Si algo define el cine de Todd Haynes es su sensibilidad especial y el cuidado en cómo cuenta sus historias. Y estas dos máximas están presentes en una película bella y delicada como Wonderstruck, que adapta el libro Maravillas de Brian Selznick, creador también de La invención de Hugo Cabret (que adaptó Martin Scorsese). Aparentemente, narra dos historias diferentes: las peripecias de dos niños, que viven en distintas épocas. Pero que poco a poco vemos que no es más que un puzle donde todas las piezas encajan y se cruzan. Por un lado está Ben y por otra, Rose. Él vive en 1977 y ella en 1927… y ambos terminan en Nueva York. Los dos realizan una búsqueda. Los dos arrastran problemas auditivos. Los dos buscan un lugar en el mundo… Los dos son niños que mantienen la mirada intacta y que se asombran todavía ante las maravillas que puede esconder un museo, las láminas de un libro, un diorama o una pantalla de cine…

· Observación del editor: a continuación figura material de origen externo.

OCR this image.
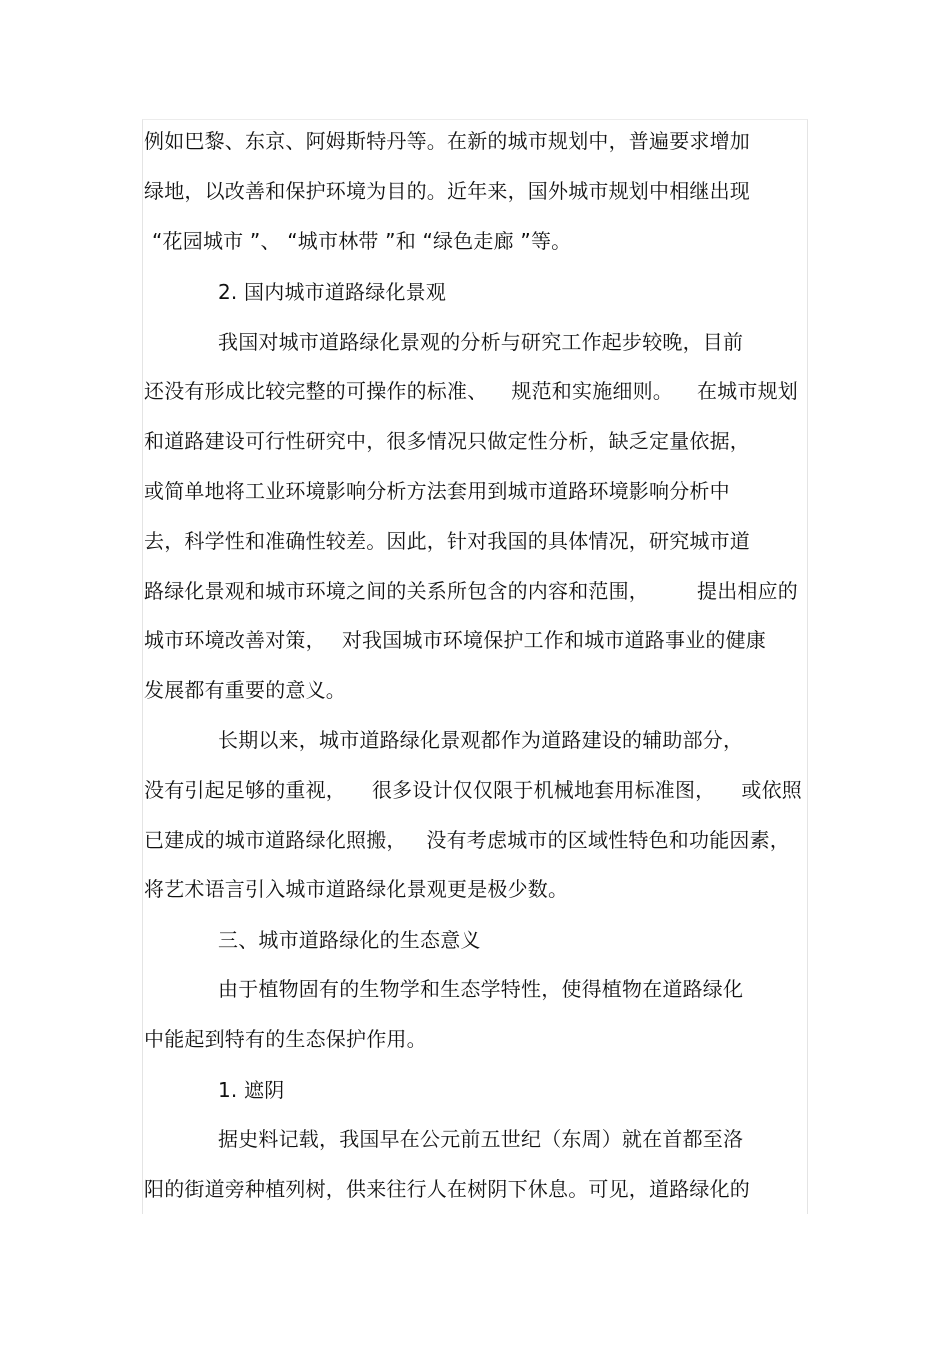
例如巴黎、东京、阿姆斯特丹等。在新的城市规划中，普遍要求增加
绿地，以改善和保护环境为目的。近年来，国外城市规划中相继出现
“花园城市 ”、 “城市林带 ”和 “绿色走廊 ”等。
2. 国内城市道路绿化景观
我国对城市道路绿化景观的分析与研究工作起步较晚，目前
还没有形成比较完整的可操作的标准、 规范和实施细则。 在城市规划
和道路建设可行性研究中，很多情况只做定性分析，缺乏定量依据，
或简单地将工业环境影响分析方法套用到城市道路环境影响分析中
去，科学性和准确性较差。因此，针对我国的具体情况，研究城市道
路绿化景观和城市环境之间的关系所包含的内容和范围， 提出相应的
城市环境改善对策， 对我国城市环境保护工作和城市道路事业的健康
发展都有重要的意义。
长期以来，城市道路绿化景观都作为道路建设的辅助部分，
没有引起足够的重视， 很多设计仅仅限于机械地套用标准图， 或依照
已建成的城市道路绿化照搬， 没有考虑城市的区域性特色和功能因素，
将艺术语言引入城市道路绿化景观更是极少数。
三、城市道路绿化的生态意义
由于植物固有的生物学和生态学特性，使得植物在道路绿化
中能起到特有的生态保护作用。
1. 遮阴
据史料记载，我国早在公元前五世纪（东周）就在首都至洛
阳的街道旁种植列树，供来往行人在树阴下休息。可见，道路绿化的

Ben no deja de mirar una lámina con un mensaje mecanografiado: “Todos estamos en el fango, pero algunos miramos a las estrellas”. Y es lo que permite que hagamos Todd Haynes, que nos dejemos arrastrar por lo que cuenta, y por cómo lo cuenta, y alcancemos a mirar las estrellas. Entre los recuerdos de Ben, y lo que activa su particular búsqueda, es uno de su madre (Michelle Williams), bibliotecaria, escuchando triste y solitaria Space Oddity, de David Bowie. A partir de ahí, un libro sobre gabinetes de maravillas, el germen de los museos que albergan mundos fantásticos donde dejar volar la imaginación, le dará una pista que seguir. Y un accidente con un rayo… encerrará a Ben en su particular odisea espacial, pero no impedirá su búsqueda incesante. Por otro lado, Rose, sorda de nacimiento, también tiene su universo propio y un recorte de periódico será el detonante de su búsqueda. Ella es feliz en las salas de cine mudo, un cine que está destinado a desaparecer… Los dos niños en el fango, pero dispuestos a alcanzar las estrellas. Y en el camino encontrarán dificultades, rechazo, pero también manos amigas, como un niño que da una importancia inmensa a la amistad o un hermano que da la mano. Y ambos entrarán en el Museo de Historia Natural de Nueva York.

El museo de las maravillas I

Ben… y su amigo

Todd Haynes va construyendo la odisea espacial de ambos niños hasta hacer volar al espectador a la maravillosa maqueta de la ciudad en el museo de Queens, donde se culmina de manera emocionante esta historia a través de puro cine de animación artesanal. Y es que Wonderstruck es un bello cuento sobre la infancia, que no es fácil, pero esconde una mirada emocionante hacia el mundo, donde la fantasía ayuda a sobrevivir. Si Brian Selznick narra la historia de Ben como una novela y la de Rose solo con ilustraciones, Haynes ofrece su propia mirada de ambas historias y narra la historia de Ben como puro cine de los setenta, con su estética en el ritmo, en la ambientación y el color; y la de Rose, como una película de cine mudo. Todd Haynes nos hace tocar las estrellas en un mundo analógico y artesanal, donde la fantasía se dispara en todas las direcciones, donde los libros y los gabinetes de maravillas, donde los dioramas y las maquetas, junto a los discos de vinilo y los cuadernos de notas construyen un hermoso universo.